Zeitlebens passte sich der Holzpavillon unterschiedlichen Nutzungen an: Als Ende des 19. Jahrhunderts auf dem Zugerberg touristische Hochkonjunktur herrschte, diente er den Gästen des Grandhotels Schönfels bei trüber Witterung als Wandelgang, also als Treffpunkt für Trinkkuren mit Milch und Molke. Zudem fanden darin regelmässig Gesellschaftsspiele statt. Motto: sehen und gesehen werden.
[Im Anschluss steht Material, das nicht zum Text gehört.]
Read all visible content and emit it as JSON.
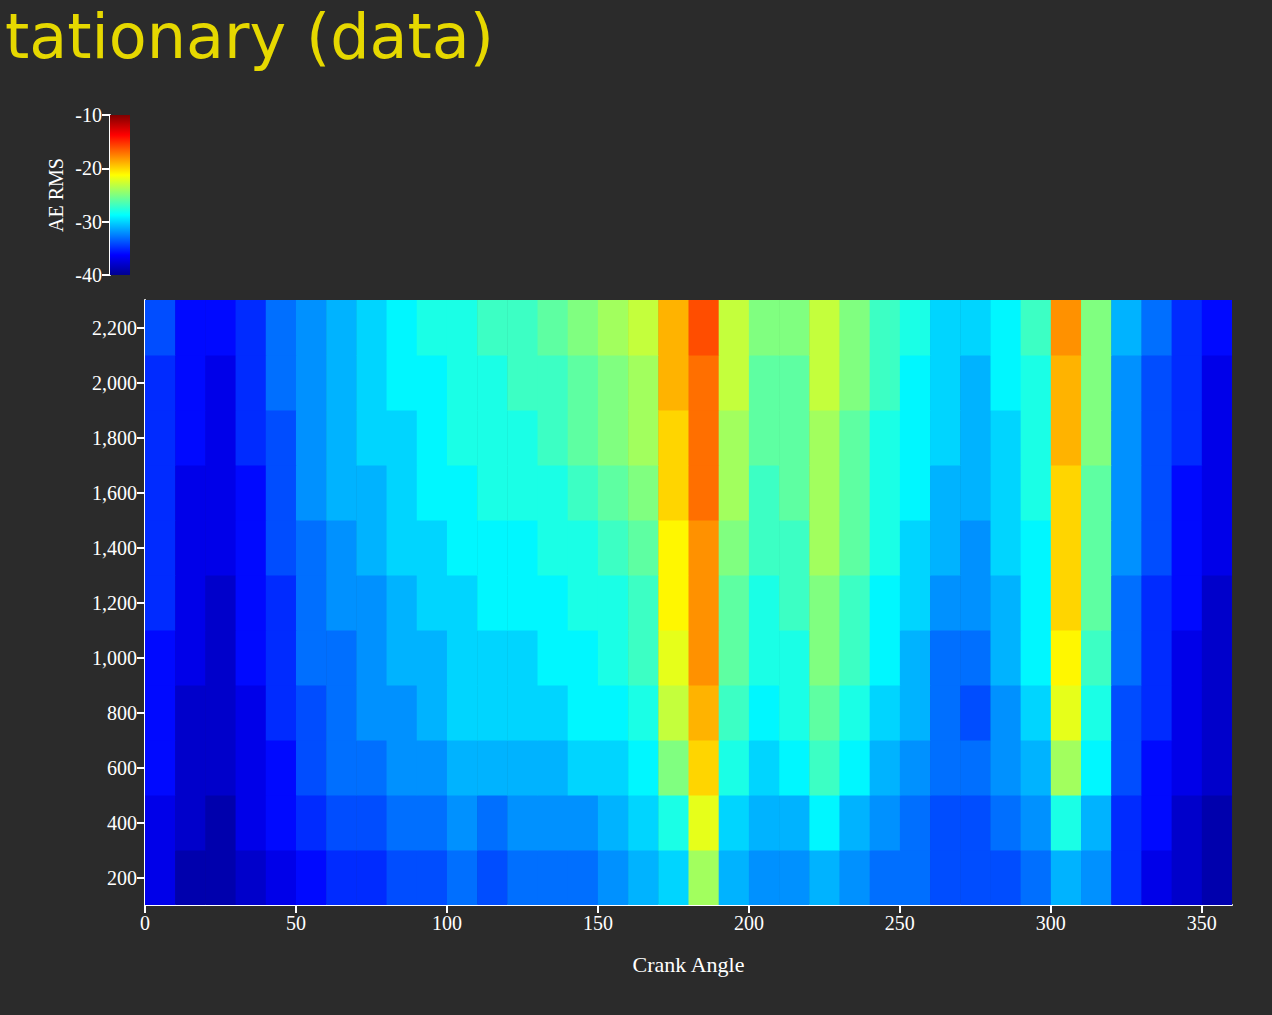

Als das Grandhotel schliessen musste und auf dem Montana 1926 das gleichnamige «Knabeninstitut» gegründet wurde, hat man in der Trinkhalle eine Kegelbahn errichtet, später nutzte man das Gebäude für den Werkunterricht bzw. als Schreinerei. Unmittelbar vor der Sanierung diente der baufällige Holzpavillon der internationalen Privatschule lediglich noch als Lager für Gerätschaften aller Art. Besonders attraktiv sah die Halle zuletzt nicht mehr aus. Alte Fotos zeigen Einbauten und Anbauten, Zwischenwände und Verkleidungen, welche die schöne Tragkonstruktion kaschierten und die Halle jeglichen Charmes beraubten.
Der ist nun wiederhergestellt. Wie so oft am Ende eines geglückten Projekts galt aber auch hier: Gut Ding will Weile haben. Denn zwischen der erstmaligen Thematisierung der Trinkhallensanierung im Rahmen der Vorarbeiten zum Bebauungsplan Zugerberg bis zur Vollendung des Projekts verstrichen rund 14 Jahre. Dies hat einerseits mit dem sensiblen Standort des Gebäudes zu tun, das stets in Abhängigkeit zur Entwicklung des ganzen Areals stand; anderseits mit dem Umstand, dass sich der Holzpavillon in einer Bauzone «mit besonderen Vorschriften» bzw. in einer Ortsbildschutzzone befindet. Seitens des Amts für Denkmalpflege und Archäologie wurde anfänglich ein Projekt favorisiert, bei dem die Trinkhalle wieder wie ursprünglich als offene, unbeheizte Halle genutzt worden wäre. «Für uns war das aber keine Option. Dies hätte uns in der Nutzung zu stark eingeschränkt», sagt Alex Biner. Als Verantwortlicher für die Finanzen müsse er auch die Wirtschaftlichkeit der Privatschule im Auge behalten. Die Favorisierung der «Kalthalle» durch die Denkmalpflege habe die AG darum veranlasst, im Oktober 2015 die Entlassung der Trinkhalle aus dem Inventar der schützenswerten Denkmäler zu beantragen.
Viele Diskussionsrunden und Machbarkeitsstudien später wurde die Trinkhalle im November 2019 bekanntlich doch noch unter Schutz gestellt: einvernehmlich und in der Überzeugung, dass mit dem nun umgesetzten Projekt dem Denkmal eine gute Zukunft beschieden sein wird.
Das Denkmal in Kürze
Die 1870 erbaute Trink- und Wandelhalle gehörte einst zum früheren Kur- und Grandhotel Schönfels und ist somit Zeitzeuge des florierenden Fremdenverkehrs während der Belle Époque. Heute gehört der lange Holzpavillon zum Campus der internationalen Privatschule Institut Montana. Beim Bau handelt es sich um einen einstöckigen Holzpavillon mit Mittel- und Seitenrisaliten und Satteldach über einem massiven Sockel. Da viele ähnliche Kleinbauten aus der Zeit der europäischen Bäderkultur mittlerweile verschwunden sind, hat die Trinkhalle aus denkmalpflegerischer Sicht einen sehr hohen Stellenwert.